Other players also rallied to Djokovic’s cause. American John Isner said there was “no justification” for his treatment while Vasek Popsisil, who co-founded the Professional Tennis Players’ Association with Djokovic, also wished him well.
In a statement, the PTPA also stood firmly behind the world No 1, saying all players should be allowed to compete if they meet the entry requirements, be that being fully vaccinated or receiving a vaccine exemption. It also said Djokovic would “share the facts of his detainment in his own words, and in his own time.”
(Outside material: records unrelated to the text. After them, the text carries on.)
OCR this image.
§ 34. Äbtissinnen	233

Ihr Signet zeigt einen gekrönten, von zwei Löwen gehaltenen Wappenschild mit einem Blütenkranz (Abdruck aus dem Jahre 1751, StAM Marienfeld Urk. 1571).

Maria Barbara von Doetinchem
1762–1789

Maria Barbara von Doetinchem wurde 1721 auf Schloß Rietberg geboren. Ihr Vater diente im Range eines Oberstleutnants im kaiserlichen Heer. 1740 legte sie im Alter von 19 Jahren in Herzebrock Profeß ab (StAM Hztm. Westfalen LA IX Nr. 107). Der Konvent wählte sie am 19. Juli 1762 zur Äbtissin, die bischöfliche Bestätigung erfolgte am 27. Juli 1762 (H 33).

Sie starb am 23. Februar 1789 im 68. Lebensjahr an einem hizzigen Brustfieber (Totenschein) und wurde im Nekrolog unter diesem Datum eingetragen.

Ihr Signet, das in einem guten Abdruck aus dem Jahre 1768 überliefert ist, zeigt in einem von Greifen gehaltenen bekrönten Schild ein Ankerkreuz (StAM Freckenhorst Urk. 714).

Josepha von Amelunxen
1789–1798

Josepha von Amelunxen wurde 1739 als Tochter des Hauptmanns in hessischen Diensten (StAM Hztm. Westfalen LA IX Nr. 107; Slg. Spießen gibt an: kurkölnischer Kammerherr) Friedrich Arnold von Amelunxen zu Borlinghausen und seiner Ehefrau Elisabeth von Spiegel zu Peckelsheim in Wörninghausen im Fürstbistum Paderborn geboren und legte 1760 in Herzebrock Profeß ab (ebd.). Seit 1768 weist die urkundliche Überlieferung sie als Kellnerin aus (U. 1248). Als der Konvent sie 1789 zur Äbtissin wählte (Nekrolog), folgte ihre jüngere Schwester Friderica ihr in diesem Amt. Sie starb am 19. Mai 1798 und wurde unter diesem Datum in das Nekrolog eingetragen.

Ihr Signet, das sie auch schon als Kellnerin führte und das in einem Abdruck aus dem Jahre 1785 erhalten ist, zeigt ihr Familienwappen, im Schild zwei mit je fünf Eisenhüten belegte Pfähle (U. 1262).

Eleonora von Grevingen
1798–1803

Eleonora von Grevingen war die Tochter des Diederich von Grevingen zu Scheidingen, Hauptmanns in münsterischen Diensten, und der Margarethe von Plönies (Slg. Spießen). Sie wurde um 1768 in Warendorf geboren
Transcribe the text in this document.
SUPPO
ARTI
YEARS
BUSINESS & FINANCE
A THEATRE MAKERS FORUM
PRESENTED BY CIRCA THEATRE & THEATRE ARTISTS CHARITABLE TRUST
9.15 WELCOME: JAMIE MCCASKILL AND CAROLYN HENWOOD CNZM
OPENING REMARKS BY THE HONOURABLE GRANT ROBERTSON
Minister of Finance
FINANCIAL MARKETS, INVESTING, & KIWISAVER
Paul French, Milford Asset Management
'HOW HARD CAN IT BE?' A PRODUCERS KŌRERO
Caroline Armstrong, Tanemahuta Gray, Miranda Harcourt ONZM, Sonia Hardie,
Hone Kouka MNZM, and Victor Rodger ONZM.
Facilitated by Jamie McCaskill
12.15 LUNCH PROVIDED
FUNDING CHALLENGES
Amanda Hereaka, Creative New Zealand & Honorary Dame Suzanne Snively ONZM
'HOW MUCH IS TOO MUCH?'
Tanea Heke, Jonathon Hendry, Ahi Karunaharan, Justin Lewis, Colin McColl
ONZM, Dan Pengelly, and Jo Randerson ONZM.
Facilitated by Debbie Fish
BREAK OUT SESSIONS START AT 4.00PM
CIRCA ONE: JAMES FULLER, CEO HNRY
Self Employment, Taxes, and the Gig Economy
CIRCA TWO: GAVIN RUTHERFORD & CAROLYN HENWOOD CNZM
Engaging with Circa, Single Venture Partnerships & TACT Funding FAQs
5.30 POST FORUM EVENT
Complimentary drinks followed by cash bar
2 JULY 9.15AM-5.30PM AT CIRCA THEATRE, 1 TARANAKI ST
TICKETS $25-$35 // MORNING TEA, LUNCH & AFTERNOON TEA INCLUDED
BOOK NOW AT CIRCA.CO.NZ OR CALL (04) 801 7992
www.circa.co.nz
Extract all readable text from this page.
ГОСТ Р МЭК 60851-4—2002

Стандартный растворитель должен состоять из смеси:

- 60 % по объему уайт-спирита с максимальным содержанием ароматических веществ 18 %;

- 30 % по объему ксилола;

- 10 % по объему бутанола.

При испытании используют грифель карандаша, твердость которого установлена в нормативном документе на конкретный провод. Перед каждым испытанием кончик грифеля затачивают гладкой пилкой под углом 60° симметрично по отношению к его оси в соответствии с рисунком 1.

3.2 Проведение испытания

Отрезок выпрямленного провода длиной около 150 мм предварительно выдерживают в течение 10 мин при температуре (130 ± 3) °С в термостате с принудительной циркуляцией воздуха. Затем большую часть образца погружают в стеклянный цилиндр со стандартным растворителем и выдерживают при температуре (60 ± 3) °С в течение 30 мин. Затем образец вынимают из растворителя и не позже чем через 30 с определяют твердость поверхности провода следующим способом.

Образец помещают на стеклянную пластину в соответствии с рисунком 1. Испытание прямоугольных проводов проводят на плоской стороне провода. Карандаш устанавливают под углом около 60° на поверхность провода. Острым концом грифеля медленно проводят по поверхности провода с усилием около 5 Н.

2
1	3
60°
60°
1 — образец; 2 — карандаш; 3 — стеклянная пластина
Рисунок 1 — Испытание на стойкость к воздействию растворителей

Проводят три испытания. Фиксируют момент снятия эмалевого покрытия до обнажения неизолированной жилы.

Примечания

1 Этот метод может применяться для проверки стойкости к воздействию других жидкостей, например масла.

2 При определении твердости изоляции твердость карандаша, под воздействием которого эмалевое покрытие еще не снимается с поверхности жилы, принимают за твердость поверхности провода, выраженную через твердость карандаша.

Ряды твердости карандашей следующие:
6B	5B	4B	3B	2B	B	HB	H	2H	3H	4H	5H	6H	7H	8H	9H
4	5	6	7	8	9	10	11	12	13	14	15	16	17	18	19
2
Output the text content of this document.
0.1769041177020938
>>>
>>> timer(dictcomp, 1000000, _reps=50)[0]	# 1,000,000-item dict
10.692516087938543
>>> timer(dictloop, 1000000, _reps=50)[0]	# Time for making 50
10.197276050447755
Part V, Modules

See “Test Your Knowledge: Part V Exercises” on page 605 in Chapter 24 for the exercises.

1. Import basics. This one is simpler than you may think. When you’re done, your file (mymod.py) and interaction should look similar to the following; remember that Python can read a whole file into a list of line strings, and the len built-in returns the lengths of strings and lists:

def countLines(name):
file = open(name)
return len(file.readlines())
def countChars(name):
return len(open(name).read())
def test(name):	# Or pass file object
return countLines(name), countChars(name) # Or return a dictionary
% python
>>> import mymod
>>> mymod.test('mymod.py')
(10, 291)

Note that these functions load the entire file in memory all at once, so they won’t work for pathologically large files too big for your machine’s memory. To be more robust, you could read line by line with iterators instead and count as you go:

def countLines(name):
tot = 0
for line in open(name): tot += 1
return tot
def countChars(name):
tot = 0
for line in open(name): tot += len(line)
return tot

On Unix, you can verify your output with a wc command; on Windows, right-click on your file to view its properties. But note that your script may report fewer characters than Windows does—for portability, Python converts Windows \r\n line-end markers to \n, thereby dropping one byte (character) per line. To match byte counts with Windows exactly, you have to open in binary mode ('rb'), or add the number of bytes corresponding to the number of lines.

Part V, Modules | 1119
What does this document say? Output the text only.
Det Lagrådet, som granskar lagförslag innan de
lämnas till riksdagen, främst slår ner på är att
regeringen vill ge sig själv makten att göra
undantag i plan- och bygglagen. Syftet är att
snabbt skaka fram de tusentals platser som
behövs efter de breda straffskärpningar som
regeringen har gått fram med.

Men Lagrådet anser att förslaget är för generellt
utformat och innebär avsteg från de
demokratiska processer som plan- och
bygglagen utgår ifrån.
Lack of communication between government branches
Over the past year, Djokovic refused many times to confirm whether he’d had the vaccine or would take it, insisting it was a personal choice. When he was given an exemption by Tennis Australia, the decision was greeted with anger by the Australian public, who felt that the 20-times Grand Slam champion was being given preferential treatment.
But since his arrival at the quarantine hotel, criticism has been growing that the authorities should never have let it get this far and that their handling of it all has been heavy-handed.
The Canberra Times said on Friday that the Department of Health had sent Tennis Australia two letters in November warning them that a Covid-19 infection in the previous six months would not guarantee entry to Australia for unvaccinated players.
But on Friday, acting Victorian Premier Jacinta Allan said Tennis Australia had not been told that by Tennis Australia. “I’m advised that Victorian government officials had not seen that correspondence,” Allan said.
“It reinforces that point that it is the Commonwealth government … that’s responsible for issuing visas and how they engage in that dialogue with bodies like Tennis Australia is a matter for them.”
It should also be pointed out that the basis for Djokovic’s medical exemption is not yet known. If he did have Covid-19 in the past six months, he has not made that public.
Threats, protests, arrests as criticism grows
Criticism that the authorities are being heavy-handed in their handling of the affair grew on Friday when police arrested protesters outside the hotel where Djokovic is staying.
And there is even the possibility that things could get worse for Djokovic, if he does not win his appeal, with Paul Sakkal, a political reporter for The Age newspaper, who was also at the airport when Djokovic was stopped, detailing the worst-case scenario for the world No 1.
Family, friends, fans supporting Djokovic case
Elsewhere, there was plenty of support from friends, family and fans as they all outlined their belief that Djokovic was being wronged by authorities.
Djokovic’s wife, Jelena Djokovic said the pair “will grow from this experience”.
The situation has also highlighted the plight of many refugees and asylum seekers, some of whom are in the same hotel as Djokovic and have been for years, part of Australia’s often-criticised zero-tolerance policy against illegal immigration.
And even in Sydney, fans protested outside the Sydney Opera House, drawing a parallel between Djokovic’s case and that of the venue’s designer, Jorn Utzon.
Finally, amid criticism from Djokovic’s father, Srjdan, that his son was being held prisoner, there was a firm rebuttal from Australia’s Home Affairs Minister, who says he can leave the country any time he likes.